Les actions SPIE reculent après des flux de trésorerie et un bénéfice inférieurs aux attentes en 2025

Les actions de Spie SA (EU:SPIE) ont reculé de plus de 2 % vendredi après que le groupe français de services multi-techniques a publié des résultats 2025 inférieurs aux attentes en matière de flux de trésorerie disponibles et de bénéfice net. Ces performances décevantes s’expliquent par un ralentissement de la croissance organique dans plusieurs divisions au quatrième trimestre et par l’impact d’une charge liée à une obligation convertible, malgré un résultat opérationnel record.

L’EBITA a progressé de 11,4 % pour atteindre 793,5 millions d’euros, en ligne avec le consensus de 791 millions d’euros, tandis que la marge EBITA a atteint un niveau record de 7,6 %, en hausse de 40 points de base.

Le chiffre d’affaires a augmenté de 4,8 % pour s’établir à 10,38 milliards d’euros, légèrement en dessous du consensus de 10,41 milliards d’euros.

Le bénéfice net ajusté s’est élevé à 457,6 millions d’euros, soit environ 3 % de moins que le consensus de 471 millions d’euros, en raison principalement de charges d’intérêts et d’impôts plus élevées.

Le bénéfice net publié a chuté de 35,4 % à 176,4 millions d’euros, pénalisé par une charge non monétaire de 175,9 millions d’euros liée à la variation de la juste valeur de la composante dérivée de son obligation convertible ORNANE. L’année précédente, cette charge s’élevait à 23,6 millions d’euros.
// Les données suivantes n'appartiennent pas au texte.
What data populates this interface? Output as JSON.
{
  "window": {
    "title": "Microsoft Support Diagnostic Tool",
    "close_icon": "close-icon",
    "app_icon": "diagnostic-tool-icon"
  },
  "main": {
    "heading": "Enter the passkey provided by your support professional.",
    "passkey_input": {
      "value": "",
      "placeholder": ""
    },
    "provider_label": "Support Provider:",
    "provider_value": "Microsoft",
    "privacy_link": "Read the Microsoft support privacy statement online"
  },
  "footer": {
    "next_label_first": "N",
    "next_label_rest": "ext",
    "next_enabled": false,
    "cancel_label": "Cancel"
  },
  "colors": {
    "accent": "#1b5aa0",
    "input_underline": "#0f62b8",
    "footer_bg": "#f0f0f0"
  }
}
Le flux de trésorerie disponible a atteint 523,7 millions d’euros, en dessous du consensus de 538 millions d’euros, sous l’effet d’un niveau plus élevé d’impôts payés en trésorerie. Toutefois, la conversion de trésorerie est restée solide à 108 %, au-dessus de l’objectif de 100 % du groupe.

La dette nette hors IFRS 16 a reculé à 1,15 milliard d’euros, avec un levier financier ramené à 1,3 fois contre 1,6 fois un an plus tôt.

La croissance organique du chiffre d’affaires a ralenti à 1,5 % au quatrième trimestre, contre 1,8 % au troisième trimestre. La faiblesse observée en France, en Europe du Nord-Ouest, en Europe centrale et dans Global Services Energy a été partiellement compensée par une forte croissance organique de 6,1 % en Allemagne sur la période.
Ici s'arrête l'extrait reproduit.